– Что ж поделать? – падре смиренно пожал плечами. – Человека нельзя заставить искренне верить – можно только принудить его к определенным процедурам. Но к счастью, существует свет истинной веры, и он пробивает свой путь к душам даже самых закоренелых грешников…
– Можно, можно заставить! – заорал Вальдес, отчего священник вздрогнул. – Нельзя уповать только на провидение Божие! Человек, живущий вне страха, будет делать только то, что ему хочется, и жить, таким образом, в грехе и разврате! И, закрывая на это глаза, мы совершаем величайшее преступление перед Богом, ибо без борьбы отдаем его душу Диаволу!
Отец Бенедикт снова вздрогнул, услышав имя Врага человеческого.
– И как же ты предполагаешь заставить человека искренне верить, сын мой? – поинтересовался он настороженно.
– А так же, как это делалось в века истинной святой веры! Надобно допросить грешника, и если видим мы, что он лжет, и, тем более, упорствует в своих отвратительных заблуждениях, необходимо применить к нему телесное наказание…
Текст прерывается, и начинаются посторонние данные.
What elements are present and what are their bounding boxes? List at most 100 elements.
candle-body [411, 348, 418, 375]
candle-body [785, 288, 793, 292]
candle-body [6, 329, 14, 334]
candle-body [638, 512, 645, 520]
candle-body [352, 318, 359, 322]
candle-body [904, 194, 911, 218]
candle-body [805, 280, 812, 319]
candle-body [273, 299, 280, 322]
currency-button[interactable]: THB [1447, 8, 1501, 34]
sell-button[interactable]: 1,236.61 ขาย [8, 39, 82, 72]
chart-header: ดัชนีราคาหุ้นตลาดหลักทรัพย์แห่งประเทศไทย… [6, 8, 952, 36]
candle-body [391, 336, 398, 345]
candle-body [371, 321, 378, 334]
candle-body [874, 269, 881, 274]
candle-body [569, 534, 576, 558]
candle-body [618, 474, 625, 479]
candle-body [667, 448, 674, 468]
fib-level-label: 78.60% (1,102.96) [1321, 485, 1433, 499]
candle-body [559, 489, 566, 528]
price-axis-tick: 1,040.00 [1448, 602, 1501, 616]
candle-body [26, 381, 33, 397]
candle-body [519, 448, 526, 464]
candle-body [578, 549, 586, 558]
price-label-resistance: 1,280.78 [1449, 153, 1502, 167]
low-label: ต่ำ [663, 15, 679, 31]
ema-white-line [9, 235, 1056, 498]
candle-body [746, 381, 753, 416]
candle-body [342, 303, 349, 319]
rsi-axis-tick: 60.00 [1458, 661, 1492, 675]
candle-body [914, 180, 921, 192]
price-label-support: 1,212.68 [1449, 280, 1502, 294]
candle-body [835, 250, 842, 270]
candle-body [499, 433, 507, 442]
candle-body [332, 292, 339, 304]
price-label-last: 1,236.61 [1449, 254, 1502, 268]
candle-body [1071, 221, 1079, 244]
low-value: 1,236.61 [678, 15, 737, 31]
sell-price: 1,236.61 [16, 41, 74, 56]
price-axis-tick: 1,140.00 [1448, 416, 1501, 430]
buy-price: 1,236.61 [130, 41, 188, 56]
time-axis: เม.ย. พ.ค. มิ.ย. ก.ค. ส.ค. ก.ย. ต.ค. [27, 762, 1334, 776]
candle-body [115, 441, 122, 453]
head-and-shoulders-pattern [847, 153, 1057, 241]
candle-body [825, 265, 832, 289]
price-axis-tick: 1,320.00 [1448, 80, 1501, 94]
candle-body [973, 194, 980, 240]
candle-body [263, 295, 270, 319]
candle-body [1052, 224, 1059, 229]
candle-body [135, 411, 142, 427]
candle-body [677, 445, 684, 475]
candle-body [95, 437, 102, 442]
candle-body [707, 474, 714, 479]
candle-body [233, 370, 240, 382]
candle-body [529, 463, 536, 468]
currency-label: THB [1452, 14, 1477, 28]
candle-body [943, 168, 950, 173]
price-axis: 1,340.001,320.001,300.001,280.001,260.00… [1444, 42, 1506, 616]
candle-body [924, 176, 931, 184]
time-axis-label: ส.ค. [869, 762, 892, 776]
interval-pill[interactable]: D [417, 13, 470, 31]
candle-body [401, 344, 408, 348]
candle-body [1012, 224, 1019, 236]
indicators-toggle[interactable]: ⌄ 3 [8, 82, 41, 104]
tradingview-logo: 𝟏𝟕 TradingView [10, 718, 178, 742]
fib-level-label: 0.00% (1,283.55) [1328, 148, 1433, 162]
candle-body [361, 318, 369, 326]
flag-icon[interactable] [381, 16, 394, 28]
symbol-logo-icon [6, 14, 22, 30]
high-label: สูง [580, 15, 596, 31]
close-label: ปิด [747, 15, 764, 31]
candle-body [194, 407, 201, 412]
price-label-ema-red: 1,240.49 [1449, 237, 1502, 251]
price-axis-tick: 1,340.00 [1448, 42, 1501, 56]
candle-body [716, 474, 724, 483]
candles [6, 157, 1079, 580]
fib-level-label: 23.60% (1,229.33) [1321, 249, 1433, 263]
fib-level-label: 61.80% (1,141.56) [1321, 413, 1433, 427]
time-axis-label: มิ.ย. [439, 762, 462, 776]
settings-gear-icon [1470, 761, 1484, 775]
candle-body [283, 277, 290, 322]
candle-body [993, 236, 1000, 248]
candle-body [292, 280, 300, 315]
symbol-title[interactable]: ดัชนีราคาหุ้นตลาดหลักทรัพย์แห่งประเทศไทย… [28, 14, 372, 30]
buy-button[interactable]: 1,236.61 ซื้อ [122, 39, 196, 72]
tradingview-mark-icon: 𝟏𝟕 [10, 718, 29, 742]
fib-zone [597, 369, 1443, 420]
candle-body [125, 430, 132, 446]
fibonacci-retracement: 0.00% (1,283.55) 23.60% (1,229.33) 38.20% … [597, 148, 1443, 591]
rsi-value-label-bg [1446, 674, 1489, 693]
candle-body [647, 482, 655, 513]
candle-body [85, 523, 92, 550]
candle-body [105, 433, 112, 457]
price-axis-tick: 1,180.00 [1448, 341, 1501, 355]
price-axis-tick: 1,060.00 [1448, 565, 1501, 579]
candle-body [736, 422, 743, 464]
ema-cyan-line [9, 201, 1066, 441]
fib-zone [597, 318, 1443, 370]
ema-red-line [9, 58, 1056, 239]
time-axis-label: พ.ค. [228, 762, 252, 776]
– Ты имеешь в виду пытки? – спросил отец Бенедикт, слегка наклонив голову и с любопытством разглядывая молодого Диего Санчеса. Он, кажется, начал понимать, о чем идет речь.
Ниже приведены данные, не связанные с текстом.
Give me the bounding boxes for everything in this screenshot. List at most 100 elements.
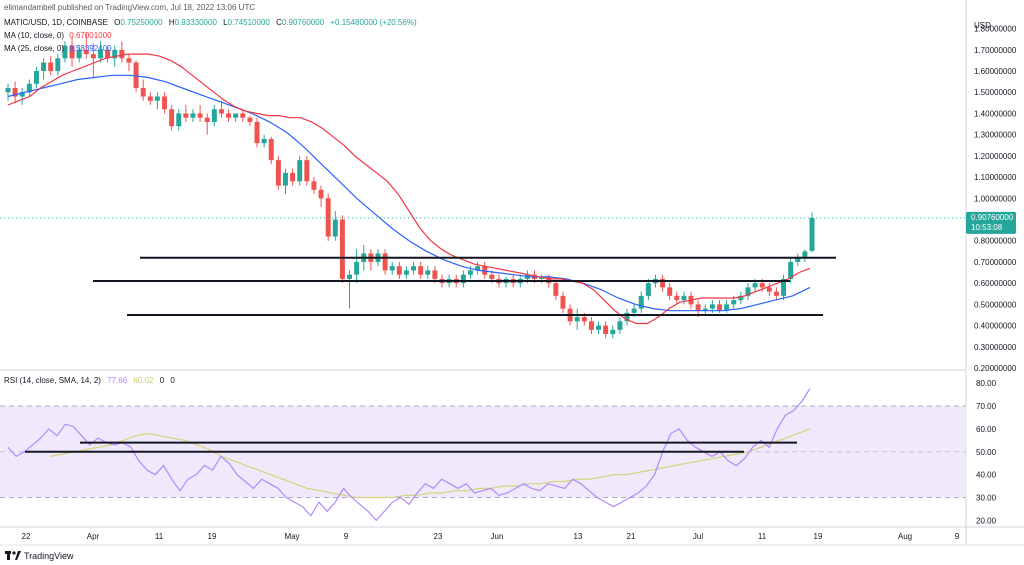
candle-body — [553, 283, 559, 296]
candle-body — [133, 62, 139, 88]
candle-body — [610, 329, 616, 335]
candle-body — [382, 253, 388, 271]
candle-body — [126, 58, 132, 63]
price-axis-currency: USD — [974, 21, 991, 30]
candle-body — [432, 270, 438, 279]
rsi-trend-lines — [25, 441, 797, 453]
candle-body — [738, 295, 744, 301]
candle-body — [681, 295, 687, 301]
candle-body — [332, 219, 338, 237]
symbol-label: MATIC/USD, 1D, COINBASE — [4, 18, 108, 27]
time-tick-label: 19 — [208, 532, 217, 541]
candle-body — [411, 266, 417, 271]
candle-body — [318, 189, 324, 199]
open-label: O — [114, 18, 120, 27]
candle-body — [802, 251, 808, 258]
price-tick-label: 1.60000000 — [974, 67, 1017, 76]
time-tick-label: 22 — [22, 532, 31, 541]
time-tick-label: Jun — [491, 532, 504, 541]
rsi-tick-label: 50.00 — [976, 448, 997, 457]
price-tick-label: 0.40000000 — [974, 322, 1017, 331]
ma25-line — [7, 74, 811, 312]
candle-body — [795, 257, 801, 262]
candle-body — [211, 109, 217, 122]
candle-body — [638, 295, 644, 309]
candle-body — [69, 45, 75, 59]
time-tick-label: 11 — [758, 532, 767, 541]
candle-body — [275, 160, 281, 186]
candle-body — [546, 276, 552, 284]
candle-body — [475, 266, 481, 271]
price-tick-label: 1.30000000 — [974, 131, 1017, 140]
time-tick-label: 23 — [434, 532, 443, 541]
candle-body — [204, 117, 210, 122]
price-tick-label: 1.20000000 — [974, 152, 1017, 161]
ohlc-legend[interactable]: MATIC/USD, 1D, COINBASE O0.75250000 H0.9… — [4, 18, 417, 27]
close-label: C — [276, 18, 282, 27]
price-tick-label: 0.70000000 — [974, 258, 1017, 267]
rsi-legend[interactable]: RSI (14, close, SMA, 14, 2) 77.66 60.02 … — [4, 376, 175, 385]
candle-body — [709, 304, 715, 309]
candle-body — [560, 295, 566, 309]
price-tick-label: 1.70000000 — [974, 46, 1017, 55]
candle-body — [347, 274, 353, 279]
candle-body — [26, 83, 32, 93]
candle-body — [12, 88, 18, 97]
ma25-legend[interactable]: MA (25, close, 0) 0.58392400 — [4, 44, 112, 53]
candle-body — [90, 54, 96, 59]
candle-body — [304, 160, 310, 182]
candles-layer — [5, 32, 815, 339]
time-tick-label: 11 — [155, 532, 164, 541]
candle-body — [98, 49, 103, 59]
candle-body — [147, 96, 153, 101]
candle-body — [105, 49, 111, 59]
change-value: +0.15480000 (+20.56%) — [330, 18, 417, 27]
rsi-tick-label: 80.00 — [976, 379, 997, 388]
price-tick-label: 0.20000000 — [974, 364, 1017, 373]
candle-body — [282, 172, 288, 186]
candle-body — [418, 266, 424, 275]
candle-body — [695, 304, 701, 311]
candle-body — [33, 71, 39, 84]
candle-body — [617, 321, 623, 330]
candle-body — [752, 283, 758, 288]
candle-body — [154, 96, 160, 101]
candle-body — [603, 325, 609, 335]
rsi-extra-value-1: 0 — [160, 376, 165, 385]
candle-body — [766, 287, 772, 292]
candle-body — [354, 261, 360, 275]
time-tick-label: 19 — [814, 532, 823, 541]
candle-body — [197, 113, 203, 118]
candle-body — [240, 113, 246, 118]
price-axis-ticks: 1.80000000 1.70000000 1.60000000 1.50000000… — [974, 25, 1017, 373]
time-tick-label: 13 — [574, 532, 583, 541]
candle-body — [339, 219, 345, 279]
rsi-tick-label: 20.00 — [976, 516, 997, 525]
candle-body — [254, 121, 260, 144]
candle-body — [290, 172, 296, 182]
candle-body — [83, 49, 89, 55]
candle-body — [702, 308, 708, 311]
ma10-value: 0.67001000 — [69, 31, 112, 40]
candle-body — [674, 295, 680, 301]
candle-body — [645, 283, 651, 296]
price-tick-label: 1.40000000 — [974, 109, 1017, 118]
candle-body — [19, 92, 25, 97]
rsi-label: RSI (14, close, SMA, 14, 2) — [4, 376, 101, 385]
time-tick-label: Apr — [87, 532, 100, 541]
time-axis-ticks: 22 Apr 11 19 May 9 23 Jun 13 21 Jul 11 19 Aug 9 — [22, 532, 960, 541]
ma10-legend[interactable]: MA (10, close, 0) 0.67001000 — [4, 31, 112, 40]
candle-body — [190, 113, 196, 118]
candle-body — [112, 49, 118, 59]
candle-body — [631, 308, 637, 313]
support-resistance-lines — [93, 256, 836, 316]
last-price-tag[interactable] — [966, 211, 1016, 234]
published-caption: elimandambell published on TradingView.c… — [4, 3, 255, 12]
tradingview-logo[interactable]: TradingView — [5, 551, 74, 561]
rsi-tick-label: 70.00 — [976, 402, 997, 411]
candle-body — [425, 270, 431, 275]
candle-body — [76, 49, 82, 59]
candle-body — [261, 138, 267, 144]
candle-body — [233, 113, 239, 118]
candle-body — [162, 96, 168, 110]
– Именно так! – с облегчением сказал Вальдес. – Хороший христианин радуется, когда видит страдания грешников! Вспомните, как сказал Святой Григорий: "Счастье попавших в рай не было бы полным, если бы они не могли бросать своих взглядов за пределы рая и радоваться при виде страданий их братьев, пожираемых вечным огнем"…
– Довольно, хватит! – священник махнул рукой, по лицу его скользнула тень невольного отвращения. – Ты заблуждаешься, Диего! Хороший христианин – тот, кто научился любви, а не ненависти. Я понимаю, о чем ты говоришь. Века инквизиции… Это было не лучшее время существования нашей церкви. Я думаю – самое худшее ее время. К счастью, мир наш меняется, и люди научились отличать зерна от плевел. Нравы смягчились, и веротерпимость восторжествовала. Мне кажется, что в этом и заключается победа истинной веры – той, что принес нам Иисус. Веры, которая призывает к любви…
Вальдес хотел сказать еще много убедительных слов в защиту старой церкви и инквизиции, но не сказал ничего. Он вдруг понял, что священник, стоящий перед ним, никогда не поймет суровой правды. Что падре находится в плену сладких иллюзий, навеянных Сатаной. То, что сейчас произносил отец Бенедикт, нисколько не отличалось от проповедей нечесаных и распутных хиппи. Мир и любовь спасут мир… До чего ж глупо!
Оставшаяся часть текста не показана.